Gas station owners struggle as fees soar, food sales skid
By SUSAN SALISBURY Palm Beach Post Staff Writer
Thursday, May 15, 2008
PALM BEACH GARDENS — Gasoline prices are breaking records every day, with some local stations now charging more than $4 a gallon for regular.
But for gas station operators, the high prices are anything but a bonanza.
A host of problems, including soaring credit card fees, fewer snack and beverage sales in their stores and the expense of replacing fuel storage tanks, is making the cost of doing business unprofitable — so much so that experts predict a wave of station closings in the next couple of years.
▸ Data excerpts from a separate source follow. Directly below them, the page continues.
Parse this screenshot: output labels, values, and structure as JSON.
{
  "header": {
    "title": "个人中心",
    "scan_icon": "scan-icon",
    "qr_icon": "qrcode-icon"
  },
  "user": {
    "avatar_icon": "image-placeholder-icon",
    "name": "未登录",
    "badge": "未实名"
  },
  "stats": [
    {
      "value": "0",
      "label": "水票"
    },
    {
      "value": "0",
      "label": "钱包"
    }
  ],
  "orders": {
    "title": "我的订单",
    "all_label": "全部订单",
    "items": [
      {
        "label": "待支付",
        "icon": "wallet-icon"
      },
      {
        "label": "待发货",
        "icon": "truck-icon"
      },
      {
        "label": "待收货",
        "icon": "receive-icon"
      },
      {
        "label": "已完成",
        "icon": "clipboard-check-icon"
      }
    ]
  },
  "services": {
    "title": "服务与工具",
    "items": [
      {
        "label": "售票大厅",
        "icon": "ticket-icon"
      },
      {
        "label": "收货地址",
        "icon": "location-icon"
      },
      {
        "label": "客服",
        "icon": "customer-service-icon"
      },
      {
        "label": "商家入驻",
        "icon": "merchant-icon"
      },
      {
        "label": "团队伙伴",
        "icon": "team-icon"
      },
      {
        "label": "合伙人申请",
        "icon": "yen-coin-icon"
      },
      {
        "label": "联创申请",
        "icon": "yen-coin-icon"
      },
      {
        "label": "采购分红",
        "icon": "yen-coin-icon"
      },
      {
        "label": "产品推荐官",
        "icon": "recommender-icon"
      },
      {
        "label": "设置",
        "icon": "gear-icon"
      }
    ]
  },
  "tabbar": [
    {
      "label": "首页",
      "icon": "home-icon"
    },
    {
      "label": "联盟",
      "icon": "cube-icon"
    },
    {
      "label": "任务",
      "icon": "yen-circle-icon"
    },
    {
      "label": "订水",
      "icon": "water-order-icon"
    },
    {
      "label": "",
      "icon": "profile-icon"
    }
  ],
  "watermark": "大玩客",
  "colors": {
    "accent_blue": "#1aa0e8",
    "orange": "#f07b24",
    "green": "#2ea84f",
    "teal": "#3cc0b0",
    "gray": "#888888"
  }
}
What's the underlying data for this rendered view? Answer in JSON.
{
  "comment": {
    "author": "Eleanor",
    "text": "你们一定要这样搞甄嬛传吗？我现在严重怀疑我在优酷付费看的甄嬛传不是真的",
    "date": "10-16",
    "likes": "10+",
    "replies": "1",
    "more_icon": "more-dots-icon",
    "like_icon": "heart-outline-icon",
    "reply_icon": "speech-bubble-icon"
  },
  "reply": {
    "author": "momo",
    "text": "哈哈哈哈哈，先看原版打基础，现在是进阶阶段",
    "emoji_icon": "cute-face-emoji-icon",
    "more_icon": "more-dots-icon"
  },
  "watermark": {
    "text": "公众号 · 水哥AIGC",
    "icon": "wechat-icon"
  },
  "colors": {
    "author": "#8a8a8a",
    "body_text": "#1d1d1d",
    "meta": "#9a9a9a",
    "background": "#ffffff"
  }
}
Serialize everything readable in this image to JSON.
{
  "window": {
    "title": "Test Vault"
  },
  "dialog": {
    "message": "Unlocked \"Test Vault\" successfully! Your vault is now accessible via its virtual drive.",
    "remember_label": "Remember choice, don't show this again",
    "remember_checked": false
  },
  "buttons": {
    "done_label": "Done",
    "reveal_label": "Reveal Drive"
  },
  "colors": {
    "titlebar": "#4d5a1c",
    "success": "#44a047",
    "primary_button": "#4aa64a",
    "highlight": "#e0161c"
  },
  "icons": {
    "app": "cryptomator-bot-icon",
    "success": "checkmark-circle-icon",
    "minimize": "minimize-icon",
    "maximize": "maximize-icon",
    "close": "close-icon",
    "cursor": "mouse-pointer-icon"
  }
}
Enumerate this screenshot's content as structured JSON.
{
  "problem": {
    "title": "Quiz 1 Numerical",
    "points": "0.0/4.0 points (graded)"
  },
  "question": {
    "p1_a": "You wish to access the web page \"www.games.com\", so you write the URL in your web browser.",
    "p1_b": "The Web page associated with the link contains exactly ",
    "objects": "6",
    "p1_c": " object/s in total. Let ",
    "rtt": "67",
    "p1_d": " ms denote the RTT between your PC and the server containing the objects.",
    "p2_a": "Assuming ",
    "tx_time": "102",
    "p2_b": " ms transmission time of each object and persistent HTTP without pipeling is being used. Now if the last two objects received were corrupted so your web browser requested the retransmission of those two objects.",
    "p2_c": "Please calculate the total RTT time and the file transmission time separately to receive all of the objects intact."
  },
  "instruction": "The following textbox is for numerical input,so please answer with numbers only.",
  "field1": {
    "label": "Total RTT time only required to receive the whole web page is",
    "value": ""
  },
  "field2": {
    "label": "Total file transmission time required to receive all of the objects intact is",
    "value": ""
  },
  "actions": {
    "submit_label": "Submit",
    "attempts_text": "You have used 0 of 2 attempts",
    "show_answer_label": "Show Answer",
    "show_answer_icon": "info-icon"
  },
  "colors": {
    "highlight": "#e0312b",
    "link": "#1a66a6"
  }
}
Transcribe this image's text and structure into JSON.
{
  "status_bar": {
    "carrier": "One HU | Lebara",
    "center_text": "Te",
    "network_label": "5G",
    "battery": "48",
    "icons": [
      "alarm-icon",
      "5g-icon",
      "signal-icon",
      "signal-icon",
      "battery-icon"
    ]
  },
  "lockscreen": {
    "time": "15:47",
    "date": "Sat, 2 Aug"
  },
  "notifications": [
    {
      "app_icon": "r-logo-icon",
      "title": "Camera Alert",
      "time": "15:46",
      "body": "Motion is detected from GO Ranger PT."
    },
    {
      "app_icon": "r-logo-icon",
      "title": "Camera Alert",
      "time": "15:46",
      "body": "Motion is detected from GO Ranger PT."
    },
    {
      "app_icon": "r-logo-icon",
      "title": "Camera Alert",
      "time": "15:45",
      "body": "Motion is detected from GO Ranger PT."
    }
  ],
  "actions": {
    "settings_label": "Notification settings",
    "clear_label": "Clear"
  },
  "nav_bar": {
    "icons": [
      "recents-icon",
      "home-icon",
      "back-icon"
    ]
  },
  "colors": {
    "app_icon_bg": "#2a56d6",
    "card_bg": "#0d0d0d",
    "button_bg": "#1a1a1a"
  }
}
"Our margins since last February have been down dramatically as gas costs increase," said Kevin Dalton, 42, who owns Shell stations in West Palm Beach and Palm Beach Gardens and a Sunoco in Palm Beach Gardens. "My three gas stations equated last month to $38,000 in credit card fees. More people are using them."
A recent national survey found about 83 percent of consumers use credit cards to buy gas, up from 55 percent to 60 percent five years ago, said Jim Smith, chief executive officer and president of the Florida Petroleum Marketers and Convenience Store Association in Tallahassee. Credit card fees are soaring along with gas prices.
"Visa and MasterCard are making more per gallon than the retailer," Smith said.
With gas at $4 a gallon, the credit card fees amount to as much as 12 cents a gallon. The typical station's average gross profit is 9 cents on each gallon of gasoline.
Convenience stores paid $7.6 billion in card fees last year, up $1 billion from 2006, Tom Robinson said at a House Antitrust Task Force hearing Thursday. Robinson is vice chairman of government relations with the National Association of Convenience Stores and a California retailer.
He urged lawmakers to approve the Credit Card Fair Fee Act, which would require Visa and MasterCard to negotiate the fees.
Then there's the matter of hard-pressed consumers spending less on snacks and other items sold at gas stations' convenience stores.
"Inside-store sales are killing me," Dalton said. "Before, people were spending $40 to fill up. Now they're spending $75. They are not going to come inside and spend a dime."
Ron Perkins, who owns a BP station in Jupiter, said credit card fees are "destroying us."
"Add that to the rent and the electric bill, and you are swimming backwards," said Perkins, 55. "That is what is happening to the gas station business."
Perhaps the most difficult thing for some owners is a new state mandate that requires petroleum storage tanks to be replaced by the end of 2009.
The storage-system redos can cost from $200,000 to $400,000 per station, said Pat Moricca, president of the Gasoline Retailers Association of Florida in Longwood. That will put some stations out of business, said Moricca, who has seen his group's membership decline to about 100.
"The situation is: 'Why should I invest $400,000 to lose money?' " Moricca said.
The state passed a law in 1992 requiring double-walled storage tanks by Dec. 31, 2009, said Bill Burns, environmental administrator for storage tank regulation at the Florida Department of Environmental Protection. The law is designed to protect the state's groundwater, the source of 90 percent of its drinking water, from contamination.
About 60 percent of the state's 9,200 stations are in compliance, Smith said. A "good rough estimate" is that 3,000 stations will be unable to comply with the requirement for double-walled systems and will go out of business, he added.
"It will be primarily in rural areas, but you will have stations in downtown Fort Lauderdale that will close," Smith said. "Big Oil doesn't operate more than 3 percent of stations nationwide."
Perkins, who said it appears that BP, which owns the tanks at his business, is not going to bring them into compliance, agrees that more stations will go out of business. That will create a less competitive market, he said.